Habla del pasado sin nostalgia ni añoranza; como si cada paso que da, o que dio durante ese periodo, tuviera un significado y le hubiera ayudado a crecer como persona y artista.  En ese sentido, alegrías, tristezas, celos o amor tienen la misma importancia pues forman parte de ella y tuvieron un papel durante ese periodo de su vida. Me gusta su valentía, su originalidad, que sabe conservar a lo largo del tiempo (una prueba de ello, es su estética andrógina, su aura de misterio), su libertad, responsabilidad, la forma natural de expresar sus puntos vulnerables, su confianza y constancia con el proceso creativo. Me gusta el hecho de que le concediera más valor a su opinión acerca de una obra, y al desarrollo de la misma que al reconocimiento gratuito.

“Yo soy libre”, dice en numerosas ocasiones. Libre porque se siente feliz y logra hacer las cosas a su modo. Porque al final consigue hacer lo que más le gusta. Porque sabe desafiar los convencionalismos de aquella época (y de esta).

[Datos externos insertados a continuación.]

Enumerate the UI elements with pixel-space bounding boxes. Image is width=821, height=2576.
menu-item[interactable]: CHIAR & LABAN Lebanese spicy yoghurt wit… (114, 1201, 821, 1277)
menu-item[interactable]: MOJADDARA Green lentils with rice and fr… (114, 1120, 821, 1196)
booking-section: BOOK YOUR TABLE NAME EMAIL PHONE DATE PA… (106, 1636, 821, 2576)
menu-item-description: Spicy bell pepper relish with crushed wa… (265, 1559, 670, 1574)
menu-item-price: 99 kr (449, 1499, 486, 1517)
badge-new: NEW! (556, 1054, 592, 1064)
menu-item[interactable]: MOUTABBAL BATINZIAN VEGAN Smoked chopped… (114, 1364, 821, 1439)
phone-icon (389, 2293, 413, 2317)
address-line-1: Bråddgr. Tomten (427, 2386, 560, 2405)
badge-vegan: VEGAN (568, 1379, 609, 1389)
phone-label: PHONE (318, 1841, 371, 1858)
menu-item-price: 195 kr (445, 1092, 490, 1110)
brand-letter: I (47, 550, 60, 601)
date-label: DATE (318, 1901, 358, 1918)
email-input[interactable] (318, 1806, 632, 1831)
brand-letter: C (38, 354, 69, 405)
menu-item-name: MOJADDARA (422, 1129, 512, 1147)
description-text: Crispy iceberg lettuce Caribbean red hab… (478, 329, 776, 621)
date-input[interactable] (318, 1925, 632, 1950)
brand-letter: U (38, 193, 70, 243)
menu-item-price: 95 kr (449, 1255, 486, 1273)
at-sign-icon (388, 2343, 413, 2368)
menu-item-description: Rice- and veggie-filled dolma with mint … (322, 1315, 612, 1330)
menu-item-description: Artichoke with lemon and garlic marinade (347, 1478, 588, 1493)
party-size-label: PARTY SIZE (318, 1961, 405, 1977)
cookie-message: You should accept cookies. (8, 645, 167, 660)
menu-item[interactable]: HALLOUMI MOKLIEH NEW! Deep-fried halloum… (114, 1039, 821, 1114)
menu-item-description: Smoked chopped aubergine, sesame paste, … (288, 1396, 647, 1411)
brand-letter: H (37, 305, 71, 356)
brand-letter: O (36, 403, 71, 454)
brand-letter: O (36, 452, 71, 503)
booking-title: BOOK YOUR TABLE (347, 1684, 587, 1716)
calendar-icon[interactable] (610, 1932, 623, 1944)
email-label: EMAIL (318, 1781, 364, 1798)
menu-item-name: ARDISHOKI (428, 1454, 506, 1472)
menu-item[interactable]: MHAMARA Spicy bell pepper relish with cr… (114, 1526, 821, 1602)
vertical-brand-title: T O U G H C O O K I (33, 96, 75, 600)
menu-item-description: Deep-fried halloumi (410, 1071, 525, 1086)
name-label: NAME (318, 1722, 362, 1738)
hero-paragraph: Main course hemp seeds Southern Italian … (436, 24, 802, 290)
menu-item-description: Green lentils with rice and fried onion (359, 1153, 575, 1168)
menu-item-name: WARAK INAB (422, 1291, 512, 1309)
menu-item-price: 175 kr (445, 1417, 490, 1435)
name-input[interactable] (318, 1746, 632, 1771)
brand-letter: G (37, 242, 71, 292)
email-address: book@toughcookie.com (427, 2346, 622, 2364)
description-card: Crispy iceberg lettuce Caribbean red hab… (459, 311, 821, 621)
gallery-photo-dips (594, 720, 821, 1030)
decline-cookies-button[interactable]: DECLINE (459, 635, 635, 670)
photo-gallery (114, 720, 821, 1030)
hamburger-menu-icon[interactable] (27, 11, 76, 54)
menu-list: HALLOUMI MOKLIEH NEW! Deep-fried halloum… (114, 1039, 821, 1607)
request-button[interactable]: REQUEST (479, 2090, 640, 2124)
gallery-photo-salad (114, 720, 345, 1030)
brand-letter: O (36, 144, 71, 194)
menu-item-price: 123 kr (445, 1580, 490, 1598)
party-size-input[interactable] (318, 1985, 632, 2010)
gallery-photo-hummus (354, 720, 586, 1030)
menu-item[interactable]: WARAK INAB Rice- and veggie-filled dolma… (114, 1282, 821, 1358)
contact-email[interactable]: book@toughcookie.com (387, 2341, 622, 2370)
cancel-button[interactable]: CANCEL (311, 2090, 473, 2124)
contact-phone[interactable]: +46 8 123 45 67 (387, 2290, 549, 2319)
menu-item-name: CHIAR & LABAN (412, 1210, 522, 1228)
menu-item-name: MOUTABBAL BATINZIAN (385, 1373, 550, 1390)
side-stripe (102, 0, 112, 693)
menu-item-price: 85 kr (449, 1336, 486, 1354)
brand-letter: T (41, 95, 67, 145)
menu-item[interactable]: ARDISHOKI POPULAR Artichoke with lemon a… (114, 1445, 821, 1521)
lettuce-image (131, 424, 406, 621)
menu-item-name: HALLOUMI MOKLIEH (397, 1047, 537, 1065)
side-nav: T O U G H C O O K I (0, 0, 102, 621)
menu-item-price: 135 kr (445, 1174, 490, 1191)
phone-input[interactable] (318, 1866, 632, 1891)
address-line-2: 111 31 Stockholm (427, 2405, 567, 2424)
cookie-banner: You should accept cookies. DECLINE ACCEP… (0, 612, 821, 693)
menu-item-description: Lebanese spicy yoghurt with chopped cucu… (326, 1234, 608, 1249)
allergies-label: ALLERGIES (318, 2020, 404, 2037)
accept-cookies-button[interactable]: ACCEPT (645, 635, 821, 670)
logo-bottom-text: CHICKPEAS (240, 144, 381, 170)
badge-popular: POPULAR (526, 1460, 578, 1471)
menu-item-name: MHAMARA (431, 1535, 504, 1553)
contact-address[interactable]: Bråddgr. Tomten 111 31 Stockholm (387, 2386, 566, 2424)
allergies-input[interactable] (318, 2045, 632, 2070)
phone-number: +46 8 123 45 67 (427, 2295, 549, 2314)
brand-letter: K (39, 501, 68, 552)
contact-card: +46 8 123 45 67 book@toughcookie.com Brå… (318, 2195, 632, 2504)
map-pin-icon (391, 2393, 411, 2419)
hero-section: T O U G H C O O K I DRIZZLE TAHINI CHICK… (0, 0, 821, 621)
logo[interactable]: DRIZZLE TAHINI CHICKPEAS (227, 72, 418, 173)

El libro me ha inspirado, en general, amor hacia las cosas, hacia mí, ganas de empezar a dejar a un lado los miedos, el deseo de esconderse, la timidez, ganas de hacer las cosas a mi modo. Mi forma de ser es diferente en algunos aspectos a la de ella y quizá por ese motivo, valoro más su carácter. Una vez leí que para llevarte bien con una persona tienes que admirarla en algún sentido, no puedes superarla siempre, en algo tiene que ser mejor. He descubierto que esto se cumple en numerosas ocasiones. Y también en este caso. 

Patti Smith

Apodada la “reina del punk”, Patti Smith (1946) publicó su primer disco (Horses) en 1975. Ha sido considerada inspiración para grupos como REM, Garbage o artistas como Madonna.

“Éramos unos niños” (que obtuvo el National Book Award en 2010) narra  su biografía durante los primeros años de su vida: su infancia, adolescencia, juventud, la manera en que se ganó la vida hasta su acercamiento paulatino al rock. No le sobraba el dinero, pasaba necesidades, peleaba por llegar a vivir de la poesía, la pintura, el arte. El hilo conductor es la relación con el fotógrafo Robert Mapplethorpe, aunque en el libro se mencionan a personajes como Sam Shepard, Janis Joplin o Jim Morrison, como si el Nueva York de finales de los 60 y principios de los 70 fuera un pequeño barrio donde todo el mundo se conociera.